The coronavirus is a new, or "novel," virus. Nobody has a natural immunity to it. Children and teens seem to recover best from the virus. Older people and those with underlying health conditions (heart disease, diabetes, lung disease) are considered at high risk, according to the CDC. Precautions are also needed around people with developing or weakened immune systems.
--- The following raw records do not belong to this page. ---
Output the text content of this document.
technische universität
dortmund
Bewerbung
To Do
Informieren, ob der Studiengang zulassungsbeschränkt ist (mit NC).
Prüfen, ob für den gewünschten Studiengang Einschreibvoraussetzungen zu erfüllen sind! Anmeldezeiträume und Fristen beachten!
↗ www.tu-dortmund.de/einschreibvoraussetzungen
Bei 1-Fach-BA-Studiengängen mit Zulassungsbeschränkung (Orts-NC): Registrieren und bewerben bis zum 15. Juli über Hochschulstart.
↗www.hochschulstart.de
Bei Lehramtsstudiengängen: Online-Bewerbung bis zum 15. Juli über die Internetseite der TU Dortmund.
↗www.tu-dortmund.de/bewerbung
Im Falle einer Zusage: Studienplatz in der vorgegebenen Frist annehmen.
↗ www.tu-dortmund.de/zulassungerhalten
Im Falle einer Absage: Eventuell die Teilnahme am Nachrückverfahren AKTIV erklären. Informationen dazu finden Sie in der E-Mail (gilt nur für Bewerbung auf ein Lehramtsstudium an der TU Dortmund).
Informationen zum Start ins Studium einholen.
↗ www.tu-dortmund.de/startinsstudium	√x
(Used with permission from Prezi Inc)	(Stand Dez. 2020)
To help prevent the spread of the virus:
- Stay at least six feet away from other people
- Avoid close contact with people who are or appear sick
- Stay at home as much as possible. Cancel events and avoid groups, gatherings, play dates and nonessential appointments
- Stay home when you are sick, except to get medical care
- Wash your hands regularly for at least 20 seconds. If soap and water are not available, use an alcohol-based hand sanitizer with at least 60% alcohol
- Cover your mouth and nose with a mask. At a minimum, use a tissue when you cough or sneeze or use the inside of your elbow.
- Clean frequently-touched surfaces and objects daily (e.g., tables, countertops, light switches, doorknobs, and cabinet handles).